Kearah menempuh tujuan itu, salik (muta’alim) menempuh bermacam-macam cara yang dapat membawa meraka yang pada akhirnya sampai pada hadirat Allah :al-Ghazali menyebutkan cara tersebut berupa Penyucian jiwa (tazkiyat an-nafs) artinya sesorang harus melakukan penyucian jiwa terlebih dahulu. Perolehan Ma’rifat  yang merupakan hasil dari kegiatan penyucian jiwa, harus terlebih dahulu dengan metode mujahadah dan riyadhah.
2. Ma’rifat Laduniyah
          Ma’rifat laduniyah yaitu Ma’rifat yang langsung dibukakan oleh Tuhan dengan keadaan kasf, mengenal kepada-Nya. Jalannya langsung dari atas dengan menyaksikan Dzat yang Suci, kemudian turun dengan melihat sifat-sifat-Nya, kemudian kembali bergantung kepada nama-nama-Nya. Ibnu ‘Atha’illah memberi istilah lain terhadap Ma’rifat laduniyah dengan sebutan Ma’rifat orang mahjdub. Ma’rifat orang mahjdub yang diungkapkan oleh Ibnu ‘Atha’illah merupakan sebuah Ilmu yang diberikan secara langsung oleh Tuhan kepada manusia yang ada sisi kesamaannya dengan ma’rifat laduniyah. Lebih jauh, kalangan sufi tersebut menyatakan bahwa orang yang telah mengenal Allah, juga akan dianugrahi Ilmu laduni. Ilmu laduni merupakan ilmu yang di ilhamkan oleh Allah Swt. Kepada hati hamba-Nya tanpa melalui suatu perantara  (wasitaha), sebagaimana perantara yang pada umumnya dibuat untuk memperoleh ilmu pengetahuan seperti talqin dari sufi. ilmu laduni bersifat tetap dan tidak dapat hilang atau terlupakan.
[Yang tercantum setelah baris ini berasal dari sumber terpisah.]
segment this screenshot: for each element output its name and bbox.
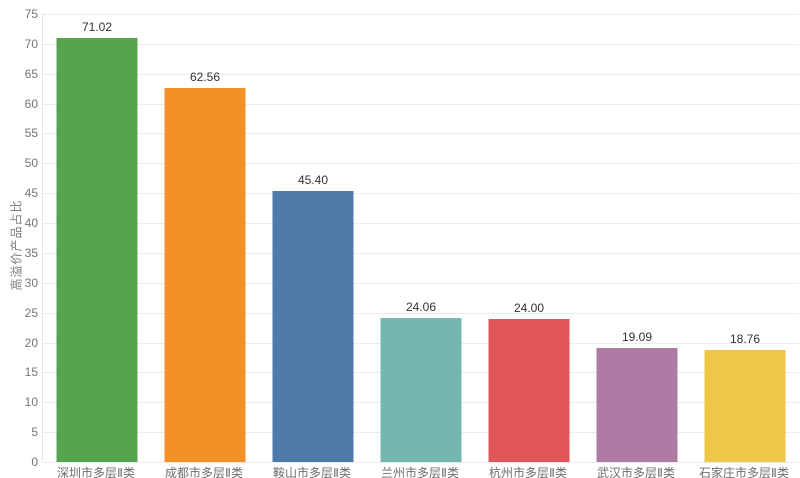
x-tick-label: 成都市多层Ⅱ类 [165,466,243,478]
y-tick-label: 45 [24,186,38,201]
bar: 62.56 [164,70,246,462]
y-tick-label: 55 [24,126,38,141]
y-axis-tick-labels: 0 5 10 15 20 25 30 35 40 45 50 55 60 65 70 75 [0,7,38,469]
y-tick-label: 35 [24,245,38,260]
gridline [43,133,799,135]
bar: 24.06 [380,300,462,462]
x-tick-label: 鞍山市多层Ⅱ类 [273,466,351,478]
y-tick-label: 20 [24,335,38,350]
bar-value-label: 45.40 [297,172,329,187]
y-tick-label: 60 [24,96,38,111]
bar: 24.00 [488,301,570,462]
y-tick-label: 75 [24,7,38,21]
x-axis-tick-labels: 深圳市多层Ⅱ类 成都市多层Ⅱ类 鞍山市多层Ⅱ类 兰州市多层Ⅱ类 杭州市多层Ⅱ类 武汉市多层… [42,464,798,478]
gridline [43,312,799,314]
gridline [43,163,799,165]
bar-value-label: 19.09 [621,329,653,344]
y-tick-label: 50 [24,156,38,171]
y-tick-label: 65 [24,66,38,81]
y-tick-label: 5 [31,425,38,440]
x-tick-label: 深圳市多层Ⅱ类 [57,466,135,478]
gridline [43,103,799,105]
gridline [43,14,799,15]
y-tick-label: 10 [24,395,38,410]
x-tick-label: 兰州市多层Ⅱ类 [381,466,459,478]
bar: 71.02 [56,20,138,462]
gridline [43,43,799,45]
y-tick-label: 40 [24,216,38,231]
bar: 18.76 [704,332,786,462]
gridline [43,252,799,254]
bar-value-label: 24.00 [513,300,545,315]
y-tick-label: 15 [24,365,38,380]
gridline [43,282,799,284]
gridline [43,73,799,75]
plot-area: 71.02 62.56 45.40 24.06 24.00 19.09 18.76 [42,14,799,463]
bar-value-label: 71.02 [81,19,113,34]
bar-value-label: 62.56 [189,70,221,85]
bar-value-label: 24.06 [405,300,437,315]
x-tick-label: 石家庄市多层Ⅱ类 [699,466,789,478]
bar: 45.40 [272,173,354,462]
y-tick-label: 30 [24,275,38,290]
x-tick-label: 杭州市多层Ⅱ类 [489,466,567,478]
x-tick-label: 武汉市多层Ⅱ类 [597,466,675,478]
y-tick-label: 0 [31,455,38,469]
gridline [43,462,799,463]
bar: 19.09 [596,330,678,462]
y-tick-label: 25 [24,305,38,320]
y-tick-label: 70 [24,36,38,51]
gridline [43,193,799,195]
gridline [43,223,799,225]
bar-value-label: 18.76 [729,331,761,346]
Seseorang yang telah dianugrahi ilmu laduni disebut dengan ‘alim sejati’ (alim yang sebenarnya).






[1] ] Tim penyusun MKD IAIN Sunan Ampel Surabay, Studi al-Qur’an, (Surabaya: IAIN Sunan Ampel Press, 2011), h. 303.
[2] Ahmad Mustafa, Akhlak Tasawuf, (Bandung: Pustaka Setia, 2008), hal. 254.

[3] . sudirman tebba, kecerasan sufistik, (jakarta:PRENADA SUFISTIK, 2004), hal.82.